Andere Arbeiten widmeten sich den Leerstellen der neueren Geschichte wie etwa den in Polens gegenwärtiger Politik kaum noch eine Rolle spielenden Frauen der Solidarność oder den jüngeren Kulturkämpfen um moderne Kunst. Aber die Schau ging auch in die Vergangenheit zurück; sie zeigte etwa Plastiken der 1973 verstorbenen Alina Szapocznikow. Und sie blickte zur Horizont-Erweiterung weit über die Landesgrenzen hinaus. Neben dem Rumänen Perjovschi bot sie auch Künstlern wie Jack Smith, Omer Fast, Ken Jacobs, Sarah Lucas und Teresa Margolles ein Forum.

Schließlich zahlte sich die Beharrlichkeit der Museumsleute aus. Ende Juli kam ein neuerlicher Architektur-Wettbewerb zum Abschluss und erteilte dem US-Amerikaner Thomas Phifer den Zuschlag. Er wird auf dem Defilier-Platz nicht nur das Museum für moderne Kunst, sondern auch noch ein Theater errichten und beide Gebäude, deren Außenwände komplett aus Glas bestehen, durch einen großen, überdachten Eingangsbereich verbinden. Das ist geeignet, "das unwirtliche und unfreundliche Areal im Herzen des Landes in einen lebendigen Platz, pulsierend vor Kultur" zu verwandeln, frohlocken die späteren Bewohner schon. Hellauf begeistert zeigen sie sich von der Offenheit, Transparenz und Einfachheit der beiden Bauten, die "im starken Kontrast zum monumentalen Charakter und zu der architektonischen Eitelkeit des benachbarten Kulturpalastes stehen". Ein "Symbol des zeitgenössischen Warschaus" erkennt die Museumscrew in den beiden Glaskörpern.

Im Jahr 2019 soll die "neue Mitte" rund um den PKiN fertig sein, mit dem die Warschauer inzwischen ihren Frieden gemacht haben - 2007 stellten sie ihn unter Denkmalschutz. Dann wird sich zeigen, ob die Kultur mit der ihr zugewiesenen repräsentativen Rolle in einem repräsentativen Gebäude nicht überfordert ist. Vielleicht war der provisorische Unterschlupf in dem ehemaligen Möbelhaus doch der ihr angemessenere Platz. Ihr künftiges Heim besitzt, soweit die Entwurfsbilder eine Beurteilung schon zulassen, zwar eine ansprechende Gestalt, könnte aber eigentlich überall auf der Welt seinen Platz finden.

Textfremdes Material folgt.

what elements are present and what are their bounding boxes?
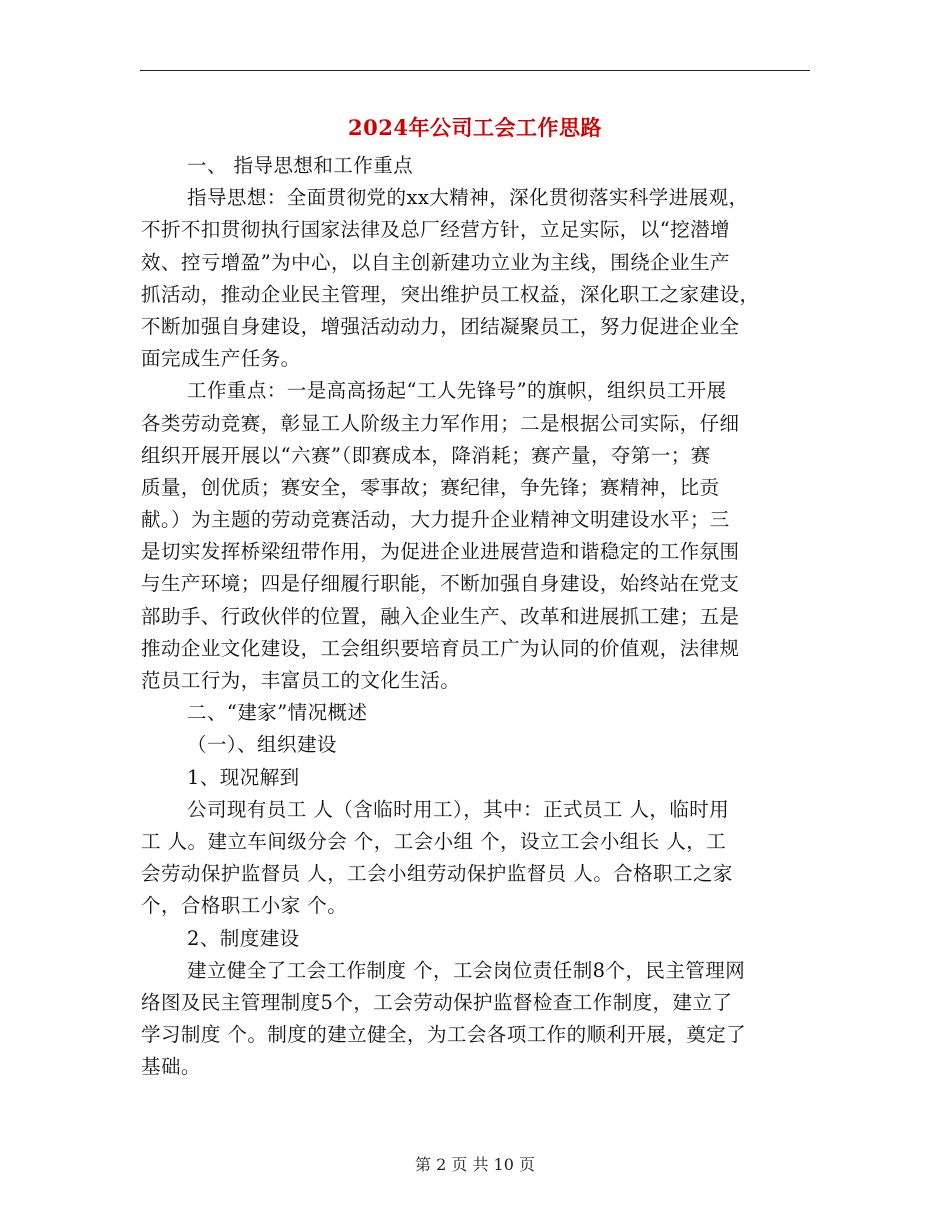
text-line: 抓活动，推动企业民主管理，突出维护员工权益，深化职工之家建设，: [141, 282, 760, 306]
text-line: 工 人。建立车间级分会 个，工会小组 个，设立工会小组长 人，工: [141, 829, 727, 853]
text-line: 二、“建家”情况概述: [187, 701, 368, 725]
text-line: 效、控亏增盈”为中心，以自主创新建功立业为主线，围绕企业生产: [141, 250, 730, 274]
document-body: [141, 150, 811, 1083]
text-line: （一）、组织建设: [187, 733, 337, 757]
text-line: 工作重点：一是高高扬起“工人先锋号”的旗帜，组织员工开展: [187, 379, 727, 403]
text-line: 推动企业文化建设，工会组织要培育员工广为认同的价值观，法律规: [141, 636, 740, 660]
header-rule: [140, 70, 810, 71]
text-line: 各类劳动竞赛，彰显工人阶级主力军作用；二是根据公司实际，仔细: [141, 411, 740, 435]
text-line: 不折不扣贯彻执行国家法律及总厂经营方针，立足实际，以“挖潜增: [141, 218, 730, 242]
document-title: 2024年公司工会工作思路: [348, 115, 602, 140]
text-line: 范员工行为，丰富员工的文化生活。: [141, 669, 461, 692]
text-line: 基础。: [141, 1055, 201, 1079]
text-line: 部助手、行政伙伴的位置，融入企业生产、改革和进展抓工建；五是: [141, 604, 740, 628]
page-footer: 第 2 页 共 10 页: [415, 1155, 535, 1174]
text-line: 公司现有员工 人（含临时用工），其中：正式员工 人，临时用: [187, 797, 730, 821]
text-line: 学习制度 个。制度的建立健全，为工会各项工作的顺利开展，奠定了: [141, 1023, 747, 1047]
text-line: 是切实发挥桥梁纽带作用，为促进企业进展营造和谐稳定的工作氛围: [141, 540, 740, 564]
text-line: 建立健全了工会工作制度 个，工会岗位责任制8个，民主管理网: [187, 958, 746, 982]
text-line: 与生产环境；四是仔细履行职能，不断加强自身建设，始终站在党支: [141, 572, 740, 596]
text-line: 2、制度建设: [187, 926, 300, 950]
text-line: 指导思想：全面贯彻党的xx大精神，深化贯彻落实科学进展观，: [187, 186, 749, 210]
text-line: 质量，创优质；赛安全，零事故；赛纪律，争先锋；赛精神，比贡: [141, 475, 720, 499]
text-line: 组织开展开展以“六赛”（即赛成本，降消耗；赛产量，夺第一；赛: [141, 443, 711, 467]
text-line: 一、 指导思想和工作重点: [187, 154, 414, 177]
text-line: 络图及民主管理制度5个，工会劳动保护监督检查工作制度，建立了: [141, 990, 733, 1014]
text-line: 不断加强自身建设，增强活动动力，团结凝聚员工，努力促进企业全: [141, 314, 740, 338]
text-line: 1、现况解到: [187, 765, 300, 789]
text-line: 个，合格职工小家 个。: [141, 894, 348, 918]
text-line: 会劳动保护监督员 人，工会小组劳动保护监督员 人。合格职工之家: [141, 862, 733, 886]
text-line: 献。）为主题的劳动竞赛活动，大力提升企业精神文明建设水平；三: [141, 508, 730, 532]
text-line: 面完成生产任务。: [141, 347, 301, 371]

Nach den ganzen Auseinandersetzungen um die Relikte der Vergangenheit und den rechten Weg in die Zukunft wäre es schön gewesen, gerade an diesem Ort einen Bau zu haben, der neben Offenheit und Transparenz als den typischen symbolischen Architektur-Formen für Demokratie noch ein Element besäße, das die spezifischen osteuropäischen Erfahrungen zum Ausdruck brächte. Aber diese Erfahrungen finden 25 Jahre nach dem Mauerfall in dem nun ubiquitären kapitalistischen Einerlei ja auch sonst kaum Berücksichtigung.